Colorado Medical Power of Attorney Template
This Medical Power of Attorney is created in accordance with the Colorado Revised Statutes, Title 15, Article 14, which governs medical decision-making authority.
Principal Information:
- Name: _______________________________
- Address: _____________________________
- City, State, Zip: _____________________
- Date of Birth: ________________________
Agent Information:
- Name: _______________________________
- Address: _____________________________
- City, State, Zip: _____________________
- Phone Number: ________________________
Durable Medical Power of Attorney:
I, the undersigned Principal, hereby designate the above-named Agent to act on my behalf in making medical decisions for me in the event that I am unable to make those decisions myself. This authority includes, but is not limited to, the following:
- Consent to or refuse medical treatment.
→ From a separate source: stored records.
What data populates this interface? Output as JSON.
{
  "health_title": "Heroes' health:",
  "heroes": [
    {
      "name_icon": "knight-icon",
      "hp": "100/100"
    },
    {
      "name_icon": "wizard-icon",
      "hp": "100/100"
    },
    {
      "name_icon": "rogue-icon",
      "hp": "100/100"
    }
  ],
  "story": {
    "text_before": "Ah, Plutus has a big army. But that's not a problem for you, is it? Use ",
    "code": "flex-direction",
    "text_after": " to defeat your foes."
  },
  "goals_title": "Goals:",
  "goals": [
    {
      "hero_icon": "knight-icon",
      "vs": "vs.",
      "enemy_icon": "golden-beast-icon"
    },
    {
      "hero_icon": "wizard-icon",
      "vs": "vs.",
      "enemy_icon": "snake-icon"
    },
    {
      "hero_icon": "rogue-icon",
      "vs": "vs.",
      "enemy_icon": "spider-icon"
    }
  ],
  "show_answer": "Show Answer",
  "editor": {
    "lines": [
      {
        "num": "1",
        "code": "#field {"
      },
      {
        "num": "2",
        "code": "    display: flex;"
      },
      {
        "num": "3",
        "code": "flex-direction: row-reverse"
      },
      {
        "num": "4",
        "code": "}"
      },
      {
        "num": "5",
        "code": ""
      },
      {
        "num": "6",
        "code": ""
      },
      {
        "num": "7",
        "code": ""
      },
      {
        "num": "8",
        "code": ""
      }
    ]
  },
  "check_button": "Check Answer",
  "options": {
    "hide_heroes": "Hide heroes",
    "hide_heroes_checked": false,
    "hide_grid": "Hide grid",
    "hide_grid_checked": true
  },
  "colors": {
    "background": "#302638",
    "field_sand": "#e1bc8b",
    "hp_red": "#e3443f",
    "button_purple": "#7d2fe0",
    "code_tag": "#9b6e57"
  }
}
- Access my medical records and information.
- Make decisions regarding life-sustaining treatment.
This Medical Power of Attorney shall remain in effect until revoked by me in writing or until my death.
Signature: ___________________________
Date: ______________________________
Witness Information:
- Name: _______________________________
- Address: _____________________________
- Signature: ____________________________
- Date: ________________________________
Notary Public:
State of Colorado, County of ________________
Subscribed and sworn to before me this ____ day of __________, 20__.